Mills River Area - Pisgah National Forest


Suspension bridge over the Mills River

The Mills River area is the largest in the Pisgah Ranger District. Trails in this area tend to be less popular, more remote, and less traveled than their counterparts over the ridge in either Bent Creek or Davidson River. Two main watercourses flow through the area - the North and South Mills River, which join together near the town of Mills River further East. These rivers drain the south side of the Pisgah Ridge, which sports the highest elevations in the Mills River area (up to over 5000' on Laurel Mountain). Much of the area is composed of the lower ridges between the Bent Creek and Davidson River areas, however.

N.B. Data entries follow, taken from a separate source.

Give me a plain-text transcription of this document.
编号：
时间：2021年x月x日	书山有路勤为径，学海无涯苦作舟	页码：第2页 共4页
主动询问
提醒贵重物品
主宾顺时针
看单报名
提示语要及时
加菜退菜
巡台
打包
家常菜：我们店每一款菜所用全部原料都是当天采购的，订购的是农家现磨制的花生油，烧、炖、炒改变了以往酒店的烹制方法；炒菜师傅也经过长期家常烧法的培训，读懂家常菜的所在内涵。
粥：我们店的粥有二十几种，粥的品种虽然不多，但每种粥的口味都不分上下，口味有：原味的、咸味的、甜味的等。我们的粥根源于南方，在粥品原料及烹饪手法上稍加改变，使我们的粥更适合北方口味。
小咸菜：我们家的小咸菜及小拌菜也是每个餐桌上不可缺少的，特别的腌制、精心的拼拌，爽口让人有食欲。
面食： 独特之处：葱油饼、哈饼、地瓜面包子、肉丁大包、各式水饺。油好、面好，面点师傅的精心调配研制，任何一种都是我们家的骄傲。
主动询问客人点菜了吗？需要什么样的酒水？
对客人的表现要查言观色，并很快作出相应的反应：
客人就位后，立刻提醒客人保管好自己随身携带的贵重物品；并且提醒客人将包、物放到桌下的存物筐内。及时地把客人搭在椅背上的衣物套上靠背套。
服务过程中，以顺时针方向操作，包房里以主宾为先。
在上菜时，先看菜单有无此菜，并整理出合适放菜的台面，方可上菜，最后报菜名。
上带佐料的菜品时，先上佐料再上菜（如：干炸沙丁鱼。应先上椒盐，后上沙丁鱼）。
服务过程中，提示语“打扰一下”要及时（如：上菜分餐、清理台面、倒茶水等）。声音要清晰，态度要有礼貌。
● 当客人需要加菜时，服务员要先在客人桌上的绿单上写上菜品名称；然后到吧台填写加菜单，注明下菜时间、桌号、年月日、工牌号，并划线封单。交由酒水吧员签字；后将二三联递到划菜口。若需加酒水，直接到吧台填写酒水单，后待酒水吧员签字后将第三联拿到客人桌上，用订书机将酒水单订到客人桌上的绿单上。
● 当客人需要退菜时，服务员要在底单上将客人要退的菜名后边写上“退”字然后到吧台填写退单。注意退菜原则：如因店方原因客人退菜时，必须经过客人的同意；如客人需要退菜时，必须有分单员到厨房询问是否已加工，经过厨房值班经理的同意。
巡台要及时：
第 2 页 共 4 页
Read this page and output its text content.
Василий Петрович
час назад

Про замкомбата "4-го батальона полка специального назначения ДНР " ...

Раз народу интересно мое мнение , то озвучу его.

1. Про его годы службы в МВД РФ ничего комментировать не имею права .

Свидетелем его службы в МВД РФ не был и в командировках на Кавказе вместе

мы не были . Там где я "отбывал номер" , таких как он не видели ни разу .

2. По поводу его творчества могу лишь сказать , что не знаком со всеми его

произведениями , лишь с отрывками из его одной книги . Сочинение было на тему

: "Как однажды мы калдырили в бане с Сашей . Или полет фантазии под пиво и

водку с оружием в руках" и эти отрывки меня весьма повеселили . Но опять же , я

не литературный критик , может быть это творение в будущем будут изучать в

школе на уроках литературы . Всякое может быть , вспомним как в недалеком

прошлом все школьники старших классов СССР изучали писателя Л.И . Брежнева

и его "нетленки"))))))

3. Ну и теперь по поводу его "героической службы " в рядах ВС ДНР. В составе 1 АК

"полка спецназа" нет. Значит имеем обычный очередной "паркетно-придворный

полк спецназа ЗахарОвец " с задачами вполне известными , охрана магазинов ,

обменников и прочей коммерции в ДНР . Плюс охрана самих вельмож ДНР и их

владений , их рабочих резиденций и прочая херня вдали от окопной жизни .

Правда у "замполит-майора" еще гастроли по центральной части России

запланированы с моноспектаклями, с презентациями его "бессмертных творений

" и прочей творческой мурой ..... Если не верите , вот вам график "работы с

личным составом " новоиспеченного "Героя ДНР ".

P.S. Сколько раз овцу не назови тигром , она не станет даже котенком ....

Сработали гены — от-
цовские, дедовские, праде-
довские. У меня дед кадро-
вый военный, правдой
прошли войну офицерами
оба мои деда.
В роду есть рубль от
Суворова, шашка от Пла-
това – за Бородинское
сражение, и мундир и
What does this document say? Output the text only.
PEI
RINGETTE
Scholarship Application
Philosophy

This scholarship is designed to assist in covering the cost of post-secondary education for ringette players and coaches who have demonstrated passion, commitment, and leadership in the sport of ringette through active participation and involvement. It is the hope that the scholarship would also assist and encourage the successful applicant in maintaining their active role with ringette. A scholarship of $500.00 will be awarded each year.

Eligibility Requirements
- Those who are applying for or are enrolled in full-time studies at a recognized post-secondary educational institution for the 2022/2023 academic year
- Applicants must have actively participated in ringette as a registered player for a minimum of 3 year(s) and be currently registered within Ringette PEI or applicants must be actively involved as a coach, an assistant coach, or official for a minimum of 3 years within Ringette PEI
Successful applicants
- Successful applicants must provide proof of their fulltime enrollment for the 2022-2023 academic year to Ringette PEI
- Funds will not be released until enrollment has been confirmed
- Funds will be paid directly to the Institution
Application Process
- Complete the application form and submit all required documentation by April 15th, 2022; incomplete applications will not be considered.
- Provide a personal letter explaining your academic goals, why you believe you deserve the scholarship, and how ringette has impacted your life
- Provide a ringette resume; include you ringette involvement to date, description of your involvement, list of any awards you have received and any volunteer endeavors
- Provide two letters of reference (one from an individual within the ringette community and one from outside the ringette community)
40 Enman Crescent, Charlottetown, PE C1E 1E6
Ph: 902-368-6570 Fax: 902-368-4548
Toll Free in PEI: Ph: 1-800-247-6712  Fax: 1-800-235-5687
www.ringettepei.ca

The North Mills River Recreation Area - the only developed recreation area in Mills River - is a fairly popular day use area at the edge of the National Forest boundary. The area is is separated from Bent Creek by the Pisgah Ridge itself and the Blue Ridge Parkway, but a gravel road connects the two areas. It's separated from the Davidson River drainage by Rich Mountain and Black Mountain, but another forest road connects the two areas. Funneltop Mountain, a landmark easily visible from the Blue Ridge Parkway, sits right in the middle of the Mills River Trailhead area between the North and South Mills Rivers.

Hiking Trails

A vast selection of trails lie within this Trailhead area. Starting in the North from the road connecting Bent Creek and North Mills River Recreation Area, a short spur road leads southwest to the Trace Ridge Trailhead. Two nice trails - Bear Branch and Bad Fork - can be accessed from near this intersection. At the end of the spur is the Forest Service's official Trace Ridge trailhead parking area, which is popular with hikers, mountain bikers, and fishermen. From there, the Trace Ridge, Fletcher Creek, and North Mills River trails connect to the longer Big Creek and Middle Fork trails. And those lead all the way up to the Blue Ridge Parkway.

The South Mills River trail makes many crossings of the river without bridges.

To the south lies (not surprisingly) the South Mills River. This river is rugged and wild, with many excellent trails criss-crossing the gorge and mountains through which it runs, such as the South Mills River, Mullinax, and Squirrel Gap trails. Several of these trails can be accessed from the Forest Service's official Turkeypen trailhead parking area. From here, there are connections with trails in the Davidson River area, making for excellent epic loops and backpacking trips.

Several more popular trails are located in the Bradley Creek drainage, which is a large tributary of the Mills River. Located below the Blue Ridge Parkway (and connecting with trails on that property including the Mountains to Sea Trail) are the Pilot Rock, Pilot Cove-Slate Rock Loop, and Laurel Mountain trails, among others.

For detailed information on each individual trail in the area including all the ones mentioned briefly above, please visit the Trails page.

Places to Stay

In addition to the information shown below, the towns of Mills River, Fletcher (near the Asheville Airport), Asheville, Hendersonville, and Brevard present numerous camping and lodging options near the Mills River area, all within about 30 minutes' drive.

Backcountry Camping

Camping is allowed anywhere on National Forest property, except within 500' of a road or in a designated closed area. Good campsites can be found along many trails in the area, especially those in the South Mills River section, for possible backpacking loops.

Developed Camping

The North Mills River Campground is located five miles west of NC 280 on North Mills River Road - at the entrance to the National Forest. Now open year-round (with limited services from November 1 - March 31), this campground offers 32 level, shady sites with flush toilets. Smaller RV's will fit into some sites and are welcome, but no water or electricity hookups are provided. Rates are $11-$14/night. The campground is across the road from the river and a picnic area and large grassy meadow are nearby. The campground is within a short distance of trails that start at Trace Ridge trailhead, and within a few minutes' drive of all trails in the area. Additional information and reservations are available at Reserve USA.

There are designated roadside campsites along FS 5000 and FS 1206 as well. These sites have recently been re-graded, with the parking areas enlarged, steps added, gravel tent pads and lantern posts as well as some other fixtures such as fire rings installed. This makes these sites much more desirable for those looking to save a buck on campsites, but they are first-come, first-served and are usually completely full on summer weekends.